Separating close-to-zero principal component source terms#
The function zero_neighborhood_bins
can be used to separate close-to-zero
source terms of the original variables (or close-to-zero source terms of the principal components (PCs)).
The zero source terms physically correspond to the steady-state.
We first compute the source terms of the principal components by transforming the source terms of the original variables to the new PC-basis:
pca_X = reduction.PCA(X, scaling='auto', n_components=2)
S_Z = pca_X.transform(S_X, nocenter=True)

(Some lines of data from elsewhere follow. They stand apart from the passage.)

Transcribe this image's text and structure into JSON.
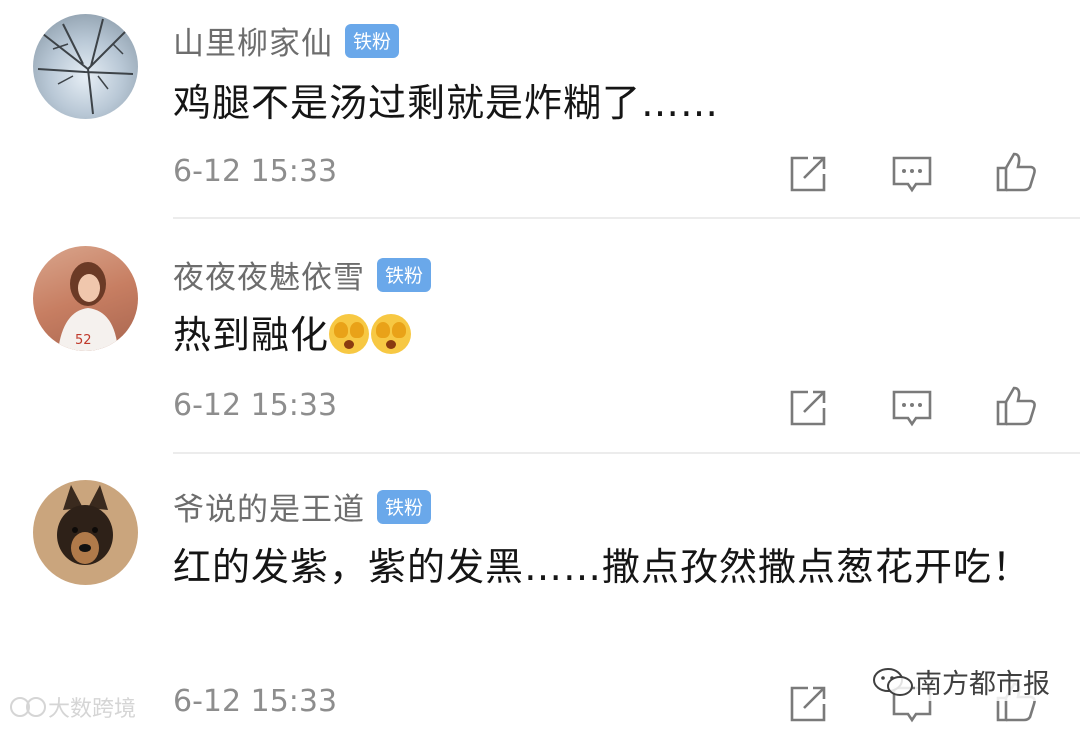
{
  "comments": [
    {
      "user": "山里柳家仙",
      "badge": "铁粉",
      "text": "鸡腿不是汤过剩就是炸糊了……",
      "time": "6-12 15:33"
    },
    {
      "user": "夜夜夜魅依雪",
      "badge": "铁粉",
      "text": "热到融化",
      "emoji": "捂脸-emoji",
      "time": "6-12 15:33"
    },
    {
      "user": "爷说的是王道",
      "badge": "铁粉",
      "text": "红的发紫，紫的发黑……撒点孜然撒点葱花开吃！",
      "time": "6-12 15:33"
    }
  ],
  "icons": {
    "share": "share-icon",
    "reply": "comment-icon",
    "like": "thumbs-up-icon"
  },
  "watermarks": {
    "left": "大数跨境",
    "right": "南方都市报"
  },
  "colors": {
    "badge": "#6aa8ea",
    "name": "#6d6d6d",
    "text": "#151515",
    "meta": "#8d8d8d"
  }
}
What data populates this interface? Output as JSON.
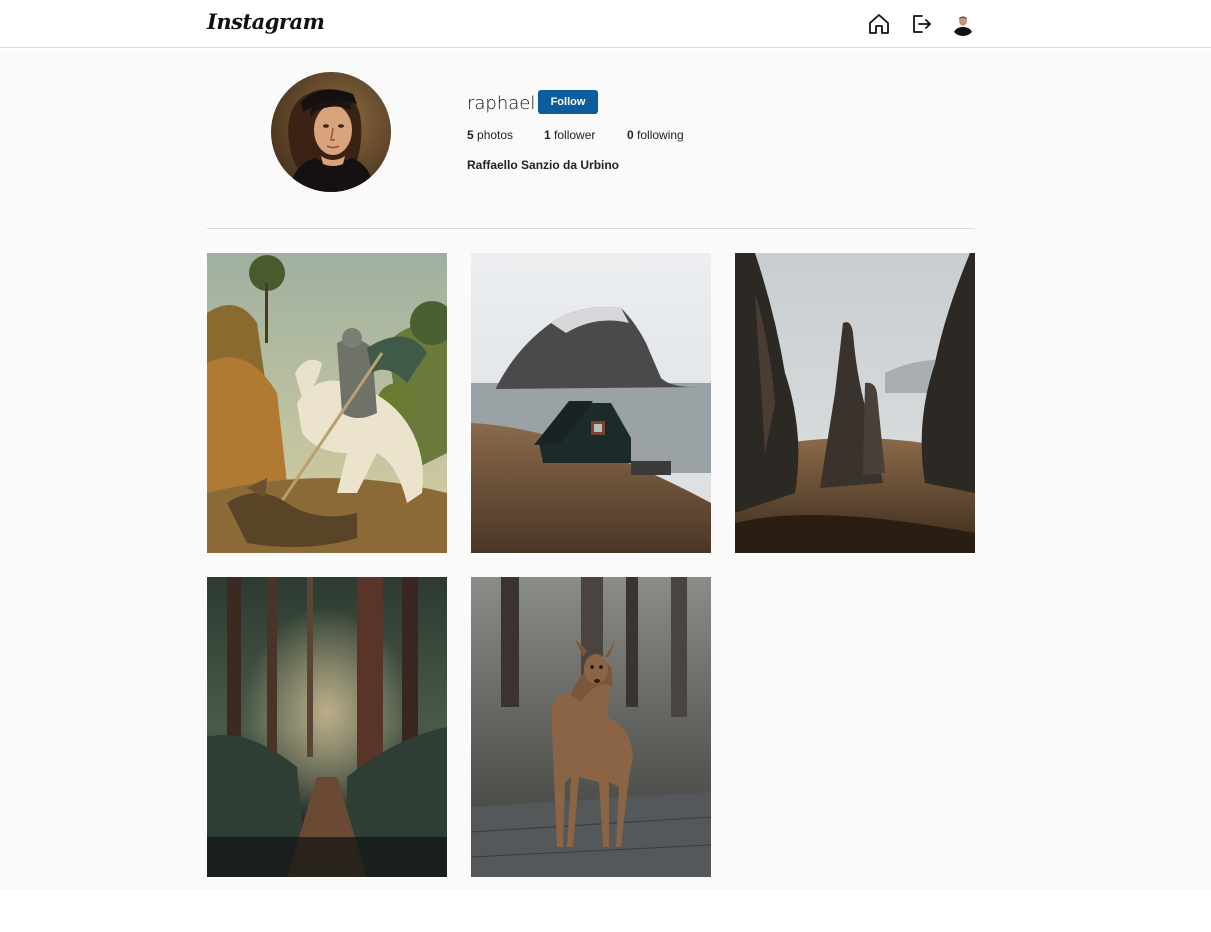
{
  "header": {
    "logo": "Instagram",
    "icons": [
      "home-icon",
      "logout-icon",
      "user-avatar"
    ]
  },
  "profile": {
    "username": "raphael",
    "follow_label": "Follow",
    "photos_count": "5",
    "photos_label": "photos",
    "followers_count": "1",
    "followers_label": "follower",
    "following_count": "0",
    "following_label": "following",
    "full_name": "Raffaello Sanzio da Urbino"
  },
  "colors": {
    "follow_button": "#0b5d9b",
    "page_background": "#fafafa",
    "divider": "#dbdbdb"
  },
  "photos": [
    {
      "subject": "painting-knight-dragon"
    },
    {
      "subject": "cabin-island-fog"
    },
    {
      "subject": "rock-spires-landscape"
    },
    {
      "subject": "forest-path"
    },
    {
      "subject": "deer"
    }
  ]
}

and we use the first PC source term, \(S_{Z,1}\), as the conditioning variable for the clustering function:
(idx_close_to_zero_source_terms, borders_close_to_zero_source_terms) = preprocess.zero_neighborhood_bins(S_Z[:,0], 4, zero_offset_percentage=5, split_at_zero=True, verbose=True)
With verbose=True
we will see some detailed information on clustering:
Border values for bins:
[-87229.83051401 -5718.91469641 0. 5718.91469641
27148.46341416]
Bounds for cluster 0:
-87229.8305, -5722.1432
Bounds for cluster 1:
-5717.5228, -0.0
Bounds for cluster 2:
0.0, 5705.7159
Bounds for cluster 3:
5719.0347, 27148.4634
The visual result of this clustering can be seen below:
From the verbose information, we can see that the first cluster (\(k_1\)) contains observations corresponding to the highly negative values of \(S_{Z,1}\), the second cluster (\(k_2\)) to the close-to-zero but negative values of \(S_{Z,1}\), the third cluster (\(k_3\)) to the close-to-zero but positive values of \(S_{Z,1}\) and the fourth cluster (\(k_4\)) to the highly positive values of \(S_{Z,1}\).

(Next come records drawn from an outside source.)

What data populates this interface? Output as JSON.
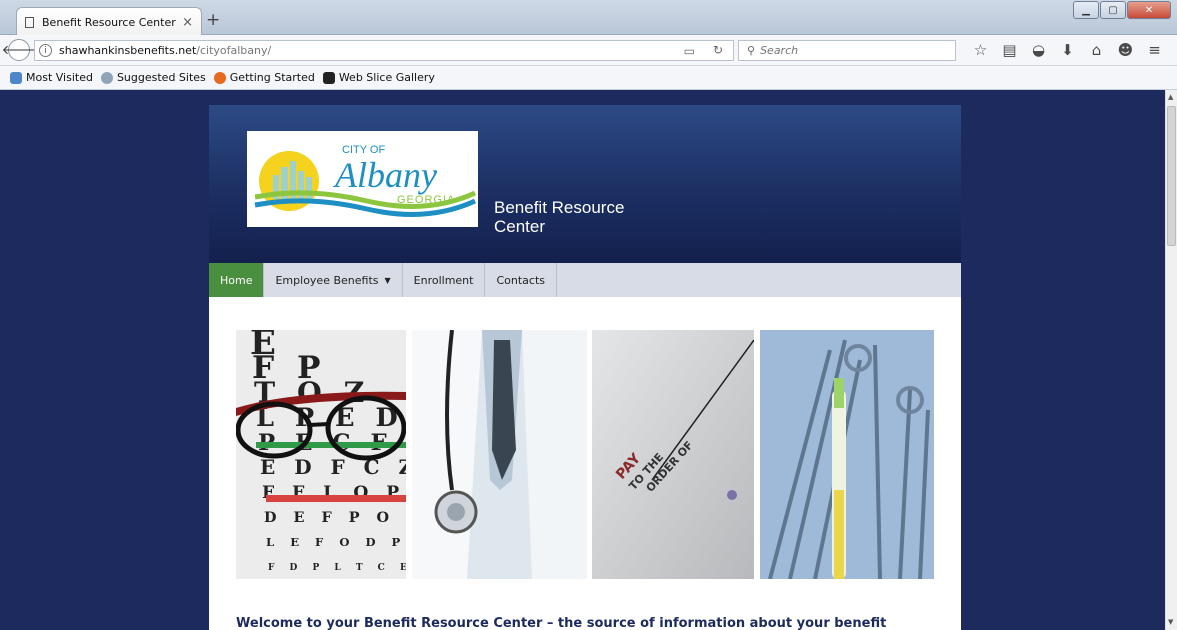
{
  "browser": {
    "tab_title": "Benefit Resource Center",
    "tab_close": "×",
    "new_tab": "+",
    "url_host": "shawhankinsbenefits.net",
    "url_path": "/cityofalbany/",
    "search_placeholder": "Search",
    "bookmarks": [
      "Most Visited",
      "Suggested Sites",
      "Getting Started",
      "Web Slice Gallery"
    ]
  },
  "site": {
    "logo": {
      "line1": "CITY OF",
      "line2": "Albany",
      "line3": "GEORGIA"
    },
    "title": "Benefit Resource Center"
  },
  "menu": {
    "home": "Home",
    "employee_benefits": "Employee Benefits",
    "enrollment": "Enrollment",
    "contacts": "Contacts"
  },
  "photos": {
    "check_text_line1": "PAY",
    "check_text_line2": "TO THE",
    "check_text_line3": "ORDER OF",
    "eye_chart_rows": [
      "E",
      "F P",
      "T O Z",
      "L P E D",
      "P E C F D",
      "E D F C Z P",
      "F E L O P Z D",
      "D E F P O T E C",
      "L E F O D P C T",
      "F D P L T C E O"
    ]
  },
  "content": {
    "welcome": "Welcome to your Benefit Resource Center – the source of information about your benefit"
  },
  "colors": {
    "page_bg": "#1d2a5e",
    "active_menu": "#4a8f3f",
    "menu_bg": "#d7dce6"
  }
}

We can further merge the two clusters that contain observations corresponding to the high magnitudes
of \(S_{Z, 1}\) into one cluster. This can be achieved using the function
flip_clusters
. We change the label of the fourth cluster to 0
and thus all
observations from the fourth cluster are now assigned to the first cluster.
idx_merged = preprocess.flip_clusters(idx_close_to_zero_source_terms, {3:0})
The visual result of this merged clustering can be seen below:
If we further plot the two-dimensional flamelet manifold, colored by \(S_{Z, 1}\), we can check that the clustering technique correctly identified the regions on the manifold where \(S_{Z, 1} \approx 0\) as well as the regions where \(S_{Z, 1}\) has high positive or high negative magnitudes.
Bibliography#
- CHan20
Michael Alan Hansen. Spitfire. National Technology & Engineering Solutions of Sandia, LLC (NTESS), 2020. URL: https://github.com/sandialabs/Spitfire.
- CHSSC07
Evatt R Hawkes, Ramanan Sankaran, James C Sutherland, and Jacqueline H Chen. Scalar mixing in direct numerical simulations of temporally evolving plane jet flames with skeletal co/h2 kinetics. Proceedings of the combustion institute, 31(1):1633–1640, 2007.